Let $\pi : TS^2 \to S^2$ be the vector bundle projection, and $\operatorname{pr}_1 : S^2\times\mathbb{R} \to S^2$ the natural projection map. Define $\xi := \operatorname{pr}_1^*TS^2$ and consider the inclusion $i : S^2 \to S^2\times\mathbb{R}$, $p \mapsto (p, 0)$. Note that
$$i^*\xi = i^*\operatorname{pr}_1^*TS^2 = (\operatorname{pr}_1\circ\ i)^*TS^2 = \operatorname{id}_{S^2}^*TS^2 = TS^2.$$
As the pullback of a trivial bundle is trivial, and $i^*\xi = TS^2$ is non-trivial, we see that $\xi$ is a non-trivial vector bundle over $S^2\times\mathbb{R}$.
On the other hand, by definition, the total space of $\xi$ is given by
$$\xi = \operatorname{pr}_1^*TS^2 = \{((p, t), v) \in (S^2\times\mathbb{R})\times TS^2 \mid \pi(v) = p\}.$$
Now note that, as bundles over $S^2$, we also have
$$\varepsilon^1\oplus TS^2 = (S^2\times\mathbb{R})\oplus TS^2 = \{((p, t), v) \in (S^2\times\mathbb{R})\times TS^2 \mid \pi(v) = p\}$$
where the last equality is the definition of the direct sum of vector bundles.

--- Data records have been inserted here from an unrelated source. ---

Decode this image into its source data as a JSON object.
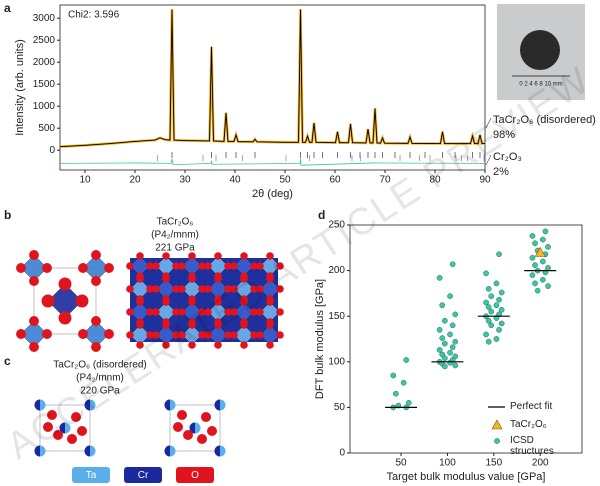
{
  "panel_labels": [
    "a",
    "b",
    "c",
    "d"
  ],
  "watermark": "ACCELERATED ARTICLE PREVIEW",
  "structure_b": {
    "formula": "TaCr₂O₆",
    "space_group": "(P4₂/mnm)",
    "modulus": "221 GPa"
  },
  "structure_c": {
    "formula": "TaCr₂O₆ (disordered)",
    "space_group": "(P4₂/mnm)",
    "modulus": "220 GPa"
  },
  "element_legend": [
    {
      "label": "Ta",
      "color": "#5aaeea"
    },
    {
      "label": "Cr",
      "color": "#1a2a9c"
    },
    {
      "label": "O",
      "color": "#e0141e"
    }
  ],
  "chart_data": [
    {
      "type": "line",
      "annotation": "Chi2: 3.596",
      "xlabel": "2θ (deg)",
      "ylabel": "Intensity (arb. units)",
      "xlim": [
        5,
        90
      ],
      "ylim": [
        -450,
        3300
      ],
      "xticks": [
        10,
        20,
        30,
        40,
        50,
        60,
        70,
        80,
        90
      ],
      "yticks": [
        0,
        500,
        1000,
        1500,
        2000,
        2500,
        3000
      ],
      "series": [
        {
          "color": "#000000",
          "x": [
            5,
            10,
            15,
            20,
            24,
            25,
            26,
            27,
            27.4,
            27.8,
            30,
            34.9,
            35.3,
            35.7,
            37.8,
            38.2,
            38.6,
            39.8,
            40.2,
            40.6,
            43.6,
            44,
            44.4,
            50,
            52.7,
            53.1,
            53.5,
            54.1,
            54.5,
            54.9,
            55.4,
            55.8,
            56.2,
            60.1,
            60.5,
            60.9,
            62.7,
            63.1,
            63.5,
            66.2,
            66.6,
            67,
            67.6,
            68,
            68.4,
            69.1,
            69.5,
            69.9,
            74.6,
            75,
            75.4,
            81.1,
            81.5,
            81.9,
            87.1,
            87.5,
            87.9,
            88.6,
            89,
            89.4,
            90
          ],
          "values": [
            80,
            110,
            150,
            200,
            230,
            280,
            240,
            230,
            3200,
            230,
            220,
            210,
            2350,
            210,
            200,
            850,
            200,
            200,
            350,
            195,
            190,
            250,
            190,
            180,
            180,
            3200,
            180,
            180,
            320,
            180,
            180,
            620,
            180,
            170,
            420,
            170,
            170,
            600,
            170,
            165,
            480,
            165,
            165,
            950,
            165,
            160,
            280,
            160,
            155,
            300,
            155,
            150,
            420,
            150,
            150,
            320,
            150,
            150,
            350,
            150,
            150
          ]
        },
        {
          "color": "#3cc2a3",
          "x": [
            5,
            20,
            27.2,
            27.4,
            27.6,
            35.2,
            35.3,
            35.4,
            53,
            53.1,
            53.2,
            68,
            90
          ],
          "values": [
            -300,
            -290,
            -300,
            -200,
            -330,
            -300,
            -240,
            -320,
            -300,
            -190,
            -340,
            -290,
            -300
          ]
        }
      ],
      "reflections": [
        {
          "color": "#666666",
          "y": -110,
          "x": [
            27.4,
            35.3,
            38.2,
            40.2,
            44,
            53.1,
            54.5,
            55.8,
            57.5,
            60.5,
            63.1,
            65,
            66.6,
            68,
            69.5,
            72,
            75,
            78,
            81.5,
            84,
            87.5,
            89
          ]
        },
        {
          "color": "#b48cc8",
          "y": -180,
          "x": [
            24.5,
            33.6,
            36.2,
            41.5,
            50.2,
            54.9,
            63.4,
            65.1,
            73,
            76.9,
            79,
            84.2,
            85.3,
            86.5,
            89.8
          ]
        }
      ],
      "phases": [
        {
          "name": "TaCr₂O₆ (disordered)",
          "fraction": "98%"
        },
        {
          "name": "Cr₂O₃",
          "fraction": "2%"
        }
      ],
      "inset_scale": "0 2 4 6 8 10 mm"
    },
    {
      "type": "scatter",
      "xlabel": "Target bulk modulus value [GPa]",
      "ylabel": "DFT bulk modulus [GPa]",
      "xlim": [
        -5,
        245
      ],
      "ylim": [
        0,
        250
      ],
      "xticks": [
        50,
        100,
        150,
        200
      ],
      "yticks": [
        0,
        50,
        100,
        150,
        200,
        250
      ],
      "series": [
        {
          "name": "Perfect fit",
          "kind": "line",
          "color": "#000000",
          "x": [
            50,
            100,
            150,
            200
          ],
          "values": [
            50,
            100,
            150,
            200
          ]
        },
        {
          "name": "TaCr₂O₆",
          "kind": "triangle",
          "color": "#f5b325",
          "x": [
            200
          ],
          "values": [
            220
          ]
        },
        {
          "name": "ICSD structures",
          "kind": "dot",
          "color": "#40c4a4",
          "x": [
            50,
            50,
            50,
            50,
            50,
            50,
            50,
            50,
            100,
            100,
            100,
            100,
            100,
            100,
            100,
            100,
            100,
            100,
            100,
            100,
            100,
            100,
            100,
            100,
            100,
            100,
            100,
            100,
            100,
            100,
            100,
            100,
            150,
            150,
            150,
            150,
            150,
            150,
            150,
            150,
            150,
            150,
            150,
            150,
            150,
            150,
            150,
            150,
            150,
            150,
            150,
            150,
            150,
            150,
            200,
            200,
            200,
            200,
            200,
            200,
            200,
            200,
            200,
            200,
            200,
            200,
            200,
            200,
            200,
            200,
            200,
            200
          ],
          "values": [
            102,
            85,
            77,
            65,
            55,
            52,
            50,
            50,
            207,
            192,
            172,
            162,
            152,
            145,
            140,
            135,
            130,
            126,
            122,
            120,
            116,
            113,
            110,
            108,
            106,
            104,
            102,
            100,
            99,
            98,
            96,
            95,
            218,
            197,
            186,
            180,
            176,
            172,
            168,
            165,
            162,
            160,
            157,
            155,
            152,
            150,
            148,
            145,
            142,
            140,
            135,
            130,
            125,
            122,
            243,
            238,
            234,
            230,
            226,
            222,
            218,
            214,
            210,
            206,
            203,
            200,
            198,
            195,
            190,
            186,
            183,
            178
          ]
        }
      ]
    }
  ]
}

As $TS^2 \to S^2$ is stably trivial, $\varepsilon^1\oplus TS^2 \cong \varepsilon^3 = S^2\times\mathbb{R}^3$. So the total space of the non-trivial rank two vector bundle $\xi \to S^2\times\mathbb{R}$ is diffeomorphic to $S^2\times\mathbb{R}^3$ and hence to the trivial rank two vector bundle over $S^2\times\mathbb{R}$, i.e. $(S^2\times\mathbb{R})\times\mathbb{R}^2$.
The point is that the total space of the non-trivial vector bundle $\xi \to S^2\times\mathbb{R}$ can also be viewed as the total space of a trivial bundle over $S^2$.